RADIA BENSERSA

RADIA

Une chanteuse de charme à la voix altière, harmonieuse et délicate

Elle n’a que 23 ans et elle est déjà une artiste entière, elle a tout d’une grande comme disait la pub, c’est une artiste jusqu’aux bouts des ongles. Normal, pour une fille qui a été élevée dans un milieu artistique, de père chef d’orchestre et de mère violoniste.

Cette virtuose des instruments à cordes a… plusieurs cordes à son arc : elle est « star académicienne » saison 4, chanteuse de charme à la voix altière, harmonieuse et délicate, elle a participé au spectacle d’Edouard Baer. « La folle et véritable vie de Luigi Prizzoti », au sitcom « Ness Mlah City », elle a chanté en duo avec Dany Brillant, fait la 1ère partie de Chimène Badi dans le très mythique Olympia… et la liste est encore longue.

Le public algérien l’a découvert et apprécié dans ses duos avec Lotfi Double Kanon en interprétant le tube d’Evanescence « Bring me to life », version rapée et algérianisée, et avec Hamidou en s’attaquant en double version « franglaise » de My Way (comme d’habitude).

Aussi, pour l’écouter en live, ses fans se sont déplacés en masse à la salle El Mouggar où elle s’est produite en 1ère partie de la diva Nadia BENYOUCEF en cette soirée ramdhanesque. Ses fans et aussi sa famille qui est venue en force encourager la petite bozo (son petit nom) qui est devenue grande…

Dès son apparition très coquettement habillée en liquette pailletée qui cache un fuseau noir, Radia suscitera une standing ovation et des youyous.

Elle ne s’attendait visiblement pas à une telle affluence, envahie par le trac, elle trouve difficilement ses mots « Dieu merci, vous êtes venus ».

Elle zappe sur les salamalecs protocolaires et entame son récital avec « un peu de poudre persane », une chanson très frenchy à la Hélène SEGARA, avant d’engrainer toute sa discographie, une discographie aux sonorités très rythmées et « extrémistes », allant de la pop music à la variété française avec des débordements sur des influences arabo-berbères avec des clins d’œil au grand Idir.

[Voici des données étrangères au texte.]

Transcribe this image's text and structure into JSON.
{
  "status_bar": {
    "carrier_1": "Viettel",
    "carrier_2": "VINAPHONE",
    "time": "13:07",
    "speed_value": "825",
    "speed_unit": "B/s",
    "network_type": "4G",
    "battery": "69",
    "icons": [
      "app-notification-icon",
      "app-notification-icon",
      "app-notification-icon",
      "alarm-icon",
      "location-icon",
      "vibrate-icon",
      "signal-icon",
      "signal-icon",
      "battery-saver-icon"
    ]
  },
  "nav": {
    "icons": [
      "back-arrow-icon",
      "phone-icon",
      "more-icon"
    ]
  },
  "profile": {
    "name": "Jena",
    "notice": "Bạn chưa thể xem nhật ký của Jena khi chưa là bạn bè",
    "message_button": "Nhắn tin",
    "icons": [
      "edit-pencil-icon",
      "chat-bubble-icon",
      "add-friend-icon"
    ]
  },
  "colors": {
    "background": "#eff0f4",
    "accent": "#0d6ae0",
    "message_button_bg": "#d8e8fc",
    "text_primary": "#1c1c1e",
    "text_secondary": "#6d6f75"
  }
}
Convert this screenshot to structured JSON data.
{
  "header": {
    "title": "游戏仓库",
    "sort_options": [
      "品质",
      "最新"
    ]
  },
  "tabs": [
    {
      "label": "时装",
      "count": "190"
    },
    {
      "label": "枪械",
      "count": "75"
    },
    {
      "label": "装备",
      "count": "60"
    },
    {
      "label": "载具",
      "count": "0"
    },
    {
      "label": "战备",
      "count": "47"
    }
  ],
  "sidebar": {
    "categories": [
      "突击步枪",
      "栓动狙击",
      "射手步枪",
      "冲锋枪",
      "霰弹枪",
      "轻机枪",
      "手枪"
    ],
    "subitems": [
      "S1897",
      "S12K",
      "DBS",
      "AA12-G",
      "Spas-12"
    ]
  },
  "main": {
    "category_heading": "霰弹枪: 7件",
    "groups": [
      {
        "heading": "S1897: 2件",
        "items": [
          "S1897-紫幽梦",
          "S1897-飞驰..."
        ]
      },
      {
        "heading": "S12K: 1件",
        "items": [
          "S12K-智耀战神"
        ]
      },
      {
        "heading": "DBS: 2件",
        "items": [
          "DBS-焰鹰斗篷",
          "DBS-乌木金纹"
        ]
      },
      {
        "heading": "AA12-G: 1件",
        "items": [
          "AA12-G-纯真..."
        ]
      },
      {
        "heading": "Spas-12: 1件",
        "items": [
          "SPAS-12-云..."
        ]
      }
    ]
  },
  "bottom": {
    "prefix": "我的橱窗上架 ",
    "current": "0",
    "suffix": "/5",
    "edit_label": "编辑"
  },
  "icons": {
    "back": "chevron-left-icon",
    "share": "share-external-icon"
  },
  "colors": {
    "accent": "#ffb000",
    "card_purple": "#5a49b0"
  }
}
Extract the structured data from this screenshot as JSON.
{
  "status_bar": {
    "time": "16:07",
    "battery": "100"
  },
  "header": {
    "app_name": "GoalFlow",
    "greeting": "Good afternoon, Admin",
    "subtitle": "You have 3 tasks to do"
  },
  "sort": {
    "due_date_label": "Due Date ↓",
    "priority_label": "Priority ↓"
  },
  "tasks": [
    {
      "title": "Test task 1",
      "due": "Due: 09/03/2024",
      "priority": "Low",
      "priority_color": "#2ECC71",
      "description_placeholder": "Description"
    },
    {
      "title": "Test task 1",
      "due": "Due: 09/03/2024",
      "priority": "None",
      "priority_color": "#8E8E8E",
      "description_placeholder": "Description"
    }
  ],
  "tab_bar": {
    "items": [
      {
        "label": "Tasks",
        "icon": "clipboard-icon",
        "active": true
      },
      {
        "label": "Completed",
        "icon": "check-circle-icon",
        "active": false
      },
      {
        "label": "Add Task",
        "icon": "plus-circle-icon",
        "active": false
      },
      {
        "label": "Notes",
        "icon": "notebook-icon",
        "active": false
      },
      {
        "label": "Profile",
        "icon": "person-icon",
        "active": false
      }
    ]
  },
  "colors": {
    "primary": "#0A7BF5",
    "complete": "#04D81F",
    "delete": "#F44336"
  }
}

Radia ose- et c’est justement ce qui fait son charme et son originalité- quand elle a osé habiller certains de ses titres avec des touches gnawi-tindi et des digressions andalouses. Ce fut du pur bonheur auditif. Elle s’est même permise un berwali avec en prime une danse hyper hedi typiquement algéroise.

Une vraie bête de scène, une fille pleine de fraîcheur et débordante d’énergie. Elle a impressionné l’assistance, non pas avec ses envolés seulement, mais aussi avec ses grands talents de danseuse. Elle a exécuté une danse du ventre très soft, une salsa bien « pimentée » et s’est même adonné à un roulement d’épaules très « laalawi » en demandant à son public de partager ces danses avec elle. « Allez, lâchez-vous, ne me laissez pas danser toute seule comme une fofolle ».

« Je ne peux pas venir en Algérie sans rendre un hommage à Guerouabi, qui était un ami de la famille » lance Radia à l’adresse du public, et c’est un hommage très émouvant qu’elle lui rend en interprétant de fort belle manière une de ses chansons phare « El bareh », une version personnalisée et emballée dans un rythme jazz-blues très digest, une belle plage olfactive aux senteurs nostalgiques.

Radia ne s’arrête pas là, elle interprète avec brio le tube du grand maître Mohamed Zerboute, « Ch’hilet laayen », déjà revisité et relooké par le king Khaled, avant d’embrayer et de passer la vitesse supérieure avec une très rythmée « Djani Djani » qu’elle chante en duo avec son luthiste et driver de son orchestre, Nourreddine Allane, un ex d’Essendoussia.

En guise de finish, un classique du patrimoine national : « Ballahi ya Hamami » un délice du maalouf-flamenco à la juste frontière des deux grands maîtres en la matière ; Hamdi Benani et Enrico Macias. Ce fut le feu d’artifice, une fin en apothéose pour cette valeur sûre de la musique franco-algérienne.

Bravo Radia, on a beaucoup aimé… On a adoré.